On Dreaming the Future


Photo: Presence by maistora.

Rewind to ten years ago.

In 2002, the iPod had just hit the market the previous year. Netflix hadn’t had their first profitable year yet. It was still 2 years until Facebook, MySpace, Flickr, GMail, or Orkut were officially introduced. The next year came YouTube, and the following year came Twitter. Wordpress wasn’t born until 2003. jQuery was still 4 years from being announced. Blackberry wasn’t released in the US until the next year.

Windows XP was only a year old, and at the beginning of 2002, IE5 still held about 50% of the browser market. What would later become Firefox was released; Safari still didn’t exist.

There are plenty of other interesting and fairly surprising facts about how much the world has changed in ten years. Without going into detail, think 20 years back. You know, when cordless phones in your house were a big deal.

What an incredible leap forward! And yet, we can see these types of advancements throughout history. In less than 70 years, humans went from not being able to fly whatsoever, to flying to the moon — and walking on it.

The creative technologists are the ones who could see it coming.

The truth of the matter is, we now can barely imagine a world without social media. We can’t imagine searching a library for a quote. It seems crazy to think that any major corporation wouldn’t be found on Google. But let’s think about how these ideas sounded ten years ago.

“Within seconds, you and almost a billion others will be connected to your entire social sphere. You’ll have unlimited space to share photos. Oh, and it will be free.”

“You will be able to look down at a phone (that is touchscreen, by the way) and know exactly where you are. Places nearby will be digitally indexed and at your fingertips, and you’ll be able to connect to the entire internet in seconds.”

“Mobile, handheld HD Video and picture sharing will be commonplace. Video phones will begin to take over the market. Anyone will be able to publish content to the web with little to no knowledge of web technology.”
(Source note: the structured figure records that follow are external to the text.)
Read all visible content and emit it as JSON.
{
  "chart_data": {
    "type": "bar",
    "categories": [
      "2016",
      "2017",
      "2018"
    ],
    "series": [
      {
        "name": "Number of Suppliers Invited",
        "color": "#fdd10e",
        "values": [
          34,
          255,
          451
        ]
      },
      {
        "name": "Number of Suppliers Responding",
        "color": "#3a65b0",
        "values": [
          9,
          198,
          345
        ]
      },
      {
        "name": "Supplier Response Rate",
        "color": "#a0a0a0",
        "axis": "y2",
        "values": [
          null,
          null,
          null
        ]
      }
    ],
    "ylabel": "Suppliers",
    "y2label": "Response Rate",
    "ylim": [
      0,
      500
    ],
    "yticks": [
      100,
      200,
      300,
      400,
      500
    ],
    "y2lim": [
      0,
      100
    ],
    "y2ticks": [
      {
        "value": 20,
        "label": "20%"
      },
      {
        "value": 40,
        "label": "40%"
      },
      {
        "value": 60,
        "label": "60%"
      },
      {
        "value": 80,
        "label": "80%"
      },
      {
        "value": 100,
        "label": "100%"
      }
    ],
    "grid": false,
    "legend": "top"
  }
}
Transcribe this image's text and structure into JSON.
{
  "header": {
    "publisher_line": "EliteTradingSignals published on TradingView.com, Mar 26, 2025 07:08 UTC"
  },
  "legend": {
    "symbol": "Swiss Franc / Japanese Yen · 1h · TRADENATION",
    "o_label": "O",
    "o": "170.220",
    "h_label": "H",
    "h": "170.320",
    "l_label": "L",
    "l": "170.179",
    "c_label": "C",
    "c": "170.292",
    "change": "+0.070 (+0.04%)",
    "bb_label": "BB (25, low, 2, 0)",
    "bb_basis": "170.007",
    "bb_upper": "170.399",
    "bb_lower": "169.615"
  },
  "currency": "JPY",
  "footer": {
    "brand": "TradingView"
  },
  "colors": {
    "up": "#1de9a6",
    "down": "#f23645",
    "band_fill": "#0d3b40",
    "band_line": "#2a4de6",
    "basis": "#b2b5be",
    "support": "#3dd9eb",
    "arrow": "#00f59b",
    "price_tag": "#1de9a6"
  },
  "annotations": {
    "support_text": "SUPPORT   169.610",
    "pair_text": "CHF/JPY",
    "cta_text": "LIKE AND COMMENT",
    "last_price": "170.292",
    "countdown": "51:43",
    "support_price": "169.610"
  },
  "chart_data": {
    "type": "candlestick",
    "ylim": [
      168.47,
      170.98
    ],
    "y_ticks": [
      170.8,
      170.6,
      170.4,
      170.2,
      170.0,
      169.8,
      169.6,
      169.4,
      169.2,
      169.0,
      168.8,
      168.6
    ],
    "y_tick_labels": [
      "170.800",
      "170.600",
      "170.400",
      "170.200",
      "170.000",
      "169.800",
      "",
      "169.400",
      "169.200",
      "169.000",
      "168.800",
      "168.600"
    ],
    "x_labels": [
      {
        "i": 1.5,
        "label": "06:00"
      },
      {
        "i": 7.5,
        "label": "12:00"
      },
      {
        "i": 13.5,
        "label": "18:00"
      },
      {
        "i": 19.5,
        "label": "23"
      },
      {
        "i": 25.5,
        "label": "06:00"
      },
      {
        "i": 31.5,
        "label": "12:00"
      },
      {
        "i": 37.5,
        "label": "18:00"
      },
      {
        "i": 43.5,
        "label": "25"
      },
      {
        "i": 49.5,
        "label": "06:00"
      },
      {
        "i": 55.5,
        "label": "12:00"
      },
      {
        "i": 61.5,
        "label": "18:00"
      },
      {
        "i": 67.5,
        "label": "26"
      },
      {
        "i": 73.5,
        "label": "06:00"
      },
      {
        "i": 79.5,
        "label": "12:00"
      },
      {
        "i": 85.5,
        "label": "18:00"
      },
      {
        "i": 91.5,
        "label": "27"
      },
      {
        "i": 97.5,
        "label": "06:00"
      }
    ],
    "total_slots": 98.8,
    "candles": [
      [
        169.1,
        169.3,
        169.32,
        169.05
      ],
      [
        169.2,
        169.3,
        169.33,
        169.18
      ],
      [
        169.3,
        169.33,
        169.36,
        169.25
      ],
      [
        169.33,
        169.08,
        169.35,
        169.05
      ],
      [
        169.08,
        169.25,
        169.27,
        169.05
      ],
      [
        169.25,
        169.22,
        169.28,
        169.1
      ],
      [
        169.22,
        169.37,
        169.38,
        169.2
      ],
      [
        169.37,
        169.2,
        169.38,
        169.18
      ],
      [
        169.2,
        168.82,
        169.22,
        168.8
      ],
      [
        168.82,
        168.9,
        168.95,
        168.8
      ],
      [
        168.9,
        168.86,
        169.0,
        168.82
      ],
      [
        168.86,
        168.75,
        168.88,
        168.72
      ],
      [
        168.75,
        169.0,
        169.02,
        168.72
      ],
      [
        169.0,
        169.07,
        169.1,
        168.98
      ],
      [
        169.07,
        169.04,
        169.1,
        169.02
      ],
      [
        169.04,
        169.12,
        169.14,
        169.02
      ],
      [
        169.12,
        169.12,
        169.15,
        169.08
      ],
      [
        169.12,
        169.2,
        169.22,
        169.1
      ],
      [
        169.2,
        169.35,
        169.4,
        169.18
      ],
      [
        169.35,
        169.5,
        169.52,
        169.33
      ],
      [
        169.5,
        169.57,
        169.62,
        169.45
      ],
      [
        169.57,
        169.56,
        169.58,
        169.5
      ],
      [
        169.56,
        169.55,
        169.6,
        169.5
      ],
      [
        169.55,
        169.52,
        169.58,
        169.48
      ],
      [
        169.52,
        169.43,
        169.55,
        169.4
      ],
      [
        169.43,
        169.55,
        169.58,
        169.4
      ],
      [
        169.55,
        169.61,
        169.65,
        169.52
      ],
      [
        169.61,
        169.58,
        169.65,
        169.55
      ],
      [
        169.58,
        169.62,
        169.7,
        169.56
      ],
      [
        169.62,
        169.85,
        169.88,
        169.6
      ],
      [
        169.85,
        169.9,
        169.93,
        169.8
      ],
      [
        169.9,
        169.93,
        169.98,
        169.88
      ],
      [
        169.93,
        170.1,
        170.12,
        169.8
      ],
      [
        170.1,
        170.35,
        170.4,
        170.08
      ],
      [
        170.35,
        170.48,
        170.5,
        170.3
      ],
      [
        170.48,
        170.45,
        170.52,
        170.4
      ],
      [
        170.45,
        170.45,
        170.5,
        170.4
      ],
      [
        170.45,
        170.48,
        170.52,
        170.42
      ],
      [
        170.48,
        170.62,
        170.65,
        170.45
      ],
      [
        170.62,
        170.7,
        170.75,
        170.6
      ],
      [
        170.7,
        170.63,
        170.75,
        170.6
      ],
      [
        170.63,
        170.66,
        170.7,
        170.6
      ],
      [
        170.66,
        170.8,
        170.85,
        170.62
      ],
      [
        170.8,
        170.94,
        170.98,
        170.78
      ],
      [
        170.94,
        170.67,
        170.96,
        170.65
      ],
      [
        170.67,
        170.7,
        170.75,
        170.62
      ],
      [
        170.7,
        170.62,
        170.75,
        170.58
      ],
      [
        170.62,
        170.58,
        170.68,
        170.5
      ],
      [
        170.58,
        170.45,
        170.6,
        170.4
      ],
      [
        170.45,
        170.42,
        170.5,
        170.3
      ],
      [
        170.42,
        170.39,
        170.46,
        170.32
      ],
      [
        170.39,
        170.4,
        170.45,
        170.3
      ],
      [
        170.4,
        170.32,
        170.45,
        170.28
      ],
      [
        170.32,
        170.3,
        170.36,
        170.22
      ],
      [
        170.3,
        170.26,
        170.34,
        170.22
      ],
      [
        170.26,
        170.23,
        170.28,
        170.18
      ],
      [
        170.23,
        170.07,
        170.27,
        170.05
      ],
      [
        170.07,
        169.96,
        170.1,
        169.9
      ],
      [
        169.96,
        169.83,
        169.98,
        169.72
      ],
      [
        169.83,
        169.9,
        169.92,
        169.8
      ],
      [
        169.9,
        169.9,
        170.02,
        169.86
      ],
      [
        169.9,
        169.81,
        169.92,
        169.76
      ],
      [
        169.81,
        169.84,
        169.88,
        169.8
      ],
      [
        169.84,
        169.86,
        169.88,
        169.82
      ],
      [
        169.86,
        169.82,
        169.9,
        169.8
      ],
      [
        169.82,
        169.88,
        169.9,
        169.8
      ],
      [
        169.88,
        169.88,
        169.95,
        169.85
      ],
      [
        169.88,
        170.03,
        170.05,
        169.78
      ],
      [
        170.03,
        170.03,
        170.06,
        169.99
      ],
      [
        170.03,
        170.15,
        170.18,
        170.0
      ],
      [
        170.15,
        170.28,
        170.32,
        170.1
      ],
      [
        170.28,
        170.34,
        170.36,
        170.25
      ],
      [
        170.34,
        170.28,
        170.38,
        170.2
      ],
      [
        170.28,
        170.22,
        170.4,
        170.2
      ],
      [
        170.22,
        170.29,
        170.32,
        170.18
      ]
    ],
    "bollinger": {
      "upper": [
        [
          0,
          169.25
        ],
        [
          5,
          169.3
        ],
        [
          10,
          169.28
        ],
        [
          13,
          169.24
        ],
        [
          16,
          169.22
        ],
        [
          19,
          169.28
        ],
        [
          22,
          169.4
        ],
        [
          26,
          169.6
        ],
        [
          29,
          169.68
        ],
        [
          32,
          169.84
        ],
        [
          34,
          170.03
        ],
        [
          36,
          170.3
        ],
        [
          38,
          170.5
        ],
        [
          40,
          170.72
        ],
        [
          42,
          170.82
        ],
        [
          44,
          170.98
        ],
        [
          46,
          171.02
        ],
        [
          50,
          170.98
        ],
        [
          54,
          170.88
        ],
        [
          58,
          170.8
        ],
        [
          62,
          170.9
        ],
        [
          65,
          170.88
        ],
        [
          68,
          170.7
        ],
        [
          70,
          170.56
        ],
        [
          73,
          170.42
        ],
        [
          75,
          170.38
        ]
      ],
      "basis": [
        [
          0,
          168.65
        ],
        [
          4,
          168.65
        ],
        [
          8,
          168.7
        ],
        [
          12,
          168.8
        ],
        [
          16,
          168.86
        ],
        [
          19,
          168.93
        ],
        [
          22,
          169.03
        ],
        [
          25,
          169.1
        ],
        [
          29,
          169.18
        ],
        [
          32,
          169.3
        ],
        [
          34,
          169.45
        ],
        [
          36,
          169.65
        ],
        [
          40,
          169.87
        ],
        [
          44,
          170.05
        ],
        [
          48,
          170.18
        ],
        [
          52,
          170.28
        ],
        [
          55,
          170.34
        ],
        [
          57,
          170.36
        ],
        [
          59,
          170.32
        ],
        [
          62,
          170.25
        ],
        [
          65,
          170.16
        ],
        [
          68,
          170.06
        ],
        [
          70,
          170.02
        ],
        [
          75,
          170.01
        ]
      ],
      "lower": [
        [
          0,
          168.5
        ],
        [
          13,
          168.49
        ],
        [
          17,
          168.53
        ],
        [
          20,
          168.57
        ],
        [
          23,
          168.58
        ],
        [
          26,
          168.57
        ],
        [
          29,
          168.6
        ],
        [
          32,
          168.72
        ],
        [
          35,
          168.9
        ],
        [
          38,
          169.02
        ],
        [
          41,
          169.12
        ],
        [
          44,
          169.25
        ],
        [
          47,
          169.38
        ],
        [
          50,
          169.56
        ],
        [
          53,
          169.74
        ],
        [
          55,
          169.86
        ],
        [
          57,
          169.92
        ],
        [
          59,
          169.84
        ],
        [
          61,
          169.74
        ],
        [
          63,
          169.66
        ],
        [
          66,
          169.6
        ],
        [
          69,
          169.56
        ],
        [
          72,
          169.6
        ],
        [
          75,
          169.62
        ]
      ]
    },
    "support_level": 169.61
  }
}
“Your music, photos, videos, contacts, documents, and anything else you want will be available at any time by a persistent server grid that is potentially hundreds or thousands of miles away from you called ‘the cloud’.”

These statements would sound lofty if you think about what didn’t exist in 2002, in the same way that “going to the moon” likely sounded impossible to the Wright brothers. But indeed, all of these things came true. The creative mind can imagine these things, however, without constraining to existing technology or even projections or timeline parabolas explaining the course technology might take. Imagining a progression of technology is nearly impossible to do, as technology is largely based on discovery and experimentation; discovery and experimentation are close relatives to creative thinking.

So what should we imagine today? It’s almost certain that what we think can happen will be far surpassed. Will the internet become traversable by consciousness? Will governments divorce spatial boundaries and instead create “The State of Facebook”? Will Facebook and Twitter be gone? Or will they overgrow? Will ubiquitous computing become an abundant reality? Will robotics advance into a state of semi-autonomy?

I’m not suggesting we get lost in thought about a robotic army or try to figure out what is going to happen next in the grand scheme of the Internet.

But what we do need to do, as the designers of the future and creative innovators, is allow our minds to open up to possibilities that we once may have thought were inconceivable, impossibly unprofitable, or just plain bad ideas. Truly removing the boundaries we place on our thoughts might open us up to the risk of a bad idea — but it’s also the only way we can really empower our creativity and surpass technological boundaries with vision.